Smart property contracts, however, embed decentralized blockchain technology into objects, and make the relationship more interactive. Instead of giving the objects a data-collecting life of their own, they increase our control over their use. Smart property contracts can dictate the extent of our ownership and control over networked objects. And they do so in a decentralized, efficient and automatic way.
Perhaps you have had the experience of renting a car with RFID (radio frequency identification) technology, which gives you access to a vehicle without even passing through the rental office. Efficient and very clever, it saves the user and the rental company time, and makes it easier to track the cars and their use.
The smart property concept is even more efficient, in that it unifies the rental contract and the access in one tiny piece of code. If this amount is paid, open the car door for the bearer of this sequence of characters.

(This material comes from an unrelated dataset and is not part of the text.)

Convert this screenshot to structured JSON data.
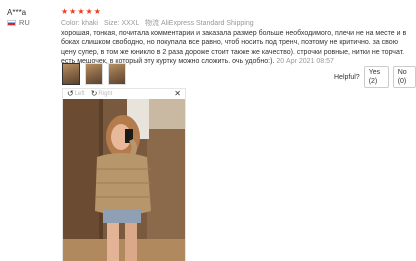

It is also more revolutionary, in that it opens up the rental field to just about anybody. With the current RFID system, the business structure does not change. You still pay one of the established car rental businesses, and they decide if you get access to the car, and to which one. It’s still a centralized system in which they own the asset and they decide who gets to rent it. And it’s limited to the big players, since the investment needed to kit out fleets of cars with the necessary technology is substantial. Smart property opens up the field to individuals or small businesses. Investment in technology will be necessary, but will be limited to the lock automation and the readers. Since smart property contracts run on open-source blockchain technology, no expensive proprietary software should be needed.
The concept enables the blockchain to become a tool for managing property rights. As with cars, it could make apartment or house rental agreements more secure. Computer rentals. Bicycles. Power drills. The “sharing economy” could get a boost as the hassle of renting out items when we’re not using them is significantly reduced.
Established sectors could also benefit from the potential efficiencies. Hotels, for example: imagine not needing to pass through the check-in desk. Your public Bitcoin address becomes your room key, and payment is automatic. Access automatically expires when your departure date rolls around.
And smart property can extend the use of credit, by removing trust from the equation. Smart objects can be used as collateral. The lender can program the restriction of access to a car or a property if payments are missed. While that sounds harsh and slightly dystopian – consequences with no human intervention and no room for appeal – it would make it easier to get loans and concessions, with less risk for the loaner. Access to car loans, loans for residential or commercial rent, etc., gets opened up to a much wider potential base, with all the social and economic benefits that that implies. In theory, anyway. Obviously, legal challenges would need to be ironed out, but the business potential is sound.
Even more potentially interesting is the impact that smart property can have on business structures. By “democratising” use of property and programming conditional access, the concept could give rise to new types of group governance, decision making and rule enforcement. New types of ownership structure could develop as a result, which would lead to new types of markets. The impact of Bitcoin and the blockchain could well be even deeper than most Bitcoin enthusiasts realise.